Group-IB, an international company that specializes in preventing cyberattacks, has discovered new databases with a total of 69,189 Pakistani bank cards that have shown up for sale on the dark web.
The total market value of the databases is estimated at nearly $3.5 million. According to Group-IB data, it is the second biggest sale of Pakistani bank cards in the past 6 months, which may indicate the activity of advanced financially motivated threat actors in the region.
96% of all card dumps, unauthorized digital copies of the information contained in the magnetic stripe of a payment card, were related to a single bank – Meezan Bank Ltd.
However, a Meezan Bank spokesperson said that following the last hack, which took place 6 months ago, the Bank had asked its customers to change their PIN numbers and added various other security measures.
The full statement is as follows:
We are aware of this rumor going around. All our security measures are in place and we have not experienced any unusual event.
Also, we have taken the following steps to safeguard our customers:
1. Customers are forced to change their PINs on ATM machine if they haven’t changed them in 6 months.
2. All Meezan ATMs are Chip Card enabled which protects against any skimming
3. Furthermore, Meezan Bank has introduced a unique and innovative SkimGuard service that protects high value transactions through real time OTP verification on ATM machine.
As you can see, we have various steps in place to ensure the safety and security of our customers and their data.
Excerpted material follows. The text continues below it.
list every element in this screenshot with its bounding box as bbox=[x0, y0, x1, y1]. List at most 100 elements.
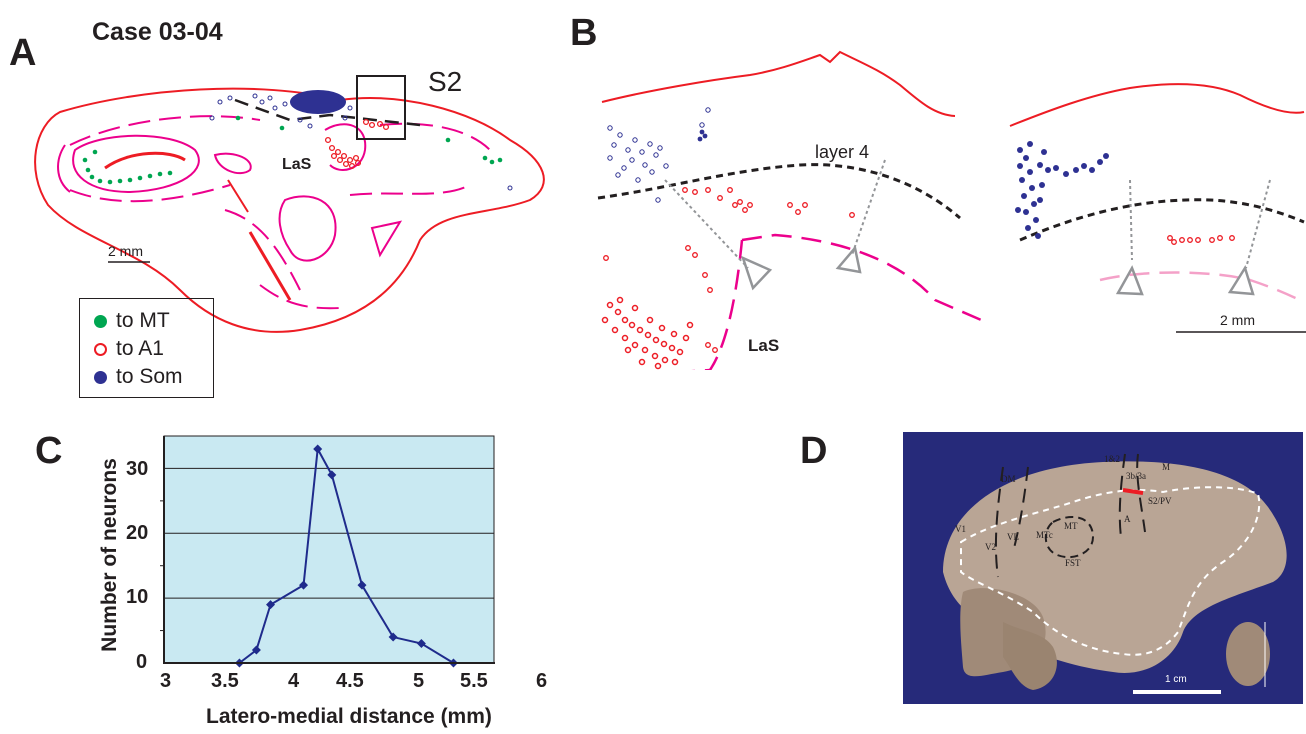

While we are unable to verify the authenticity of the rumours at this point, we can confirm that our customers, their cards and their money is safe.
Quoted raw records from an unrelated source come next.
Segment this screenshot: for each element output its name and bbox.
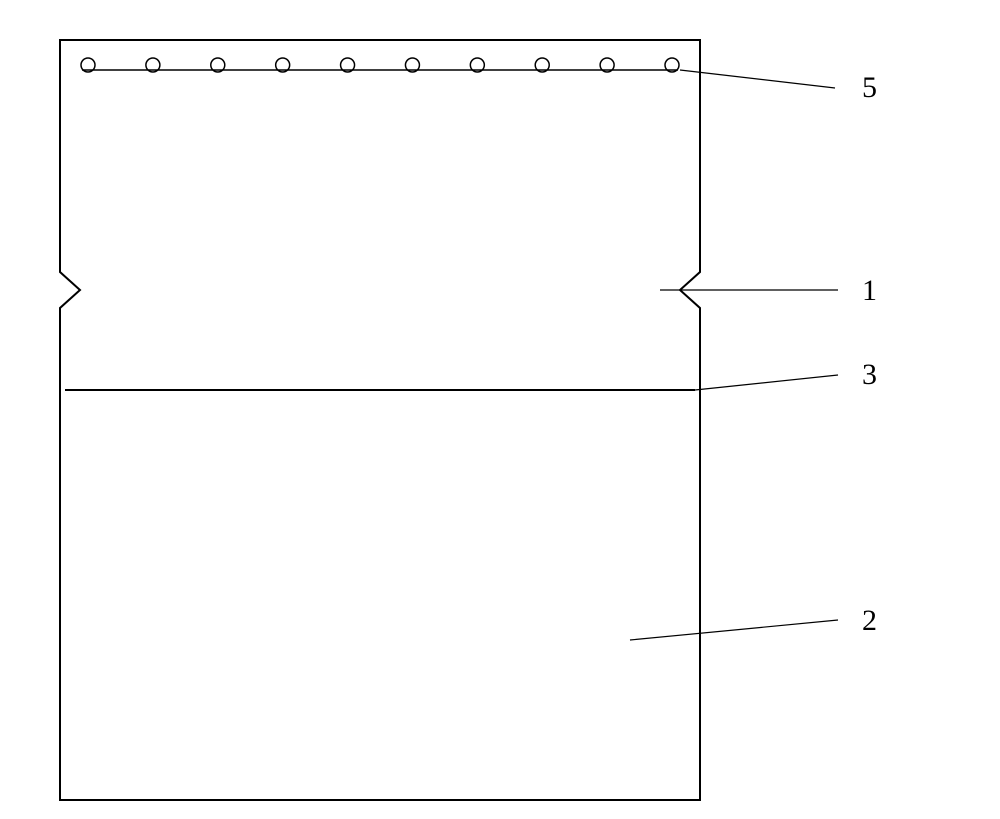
label-1: 1 [862,274,877,307]
label-2: 2 [862,604,877,637]
label-3: 3 [862,358,877,391]
leader-line-3 [695,375,838,390]
label-5: 5 [862,71,877,104]
outer-box [60,40,700,800]
leader-line-2 [630,620,838,640]
leader-line-5 [680,70,835,88]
Double Trouble for Pakistani Banks?
Pakistani bank card details are rarely sold on underground cardshops. This and the fact that all the cards came on sale with PIN codes explains the high price of this latest card dump, which is 50 USD per card, while usually, the price per card on dark web forums ranges from 10 to 40 USD.
First set of dumps, titled «PAKISTAN-D+P-01», was up for sale on Jan. 24, 2019 and included 1,535 cards, 1,457 of which were issued by Meezan Bank Ltd. It is worth noting that this batch of cards was not announced on the forum.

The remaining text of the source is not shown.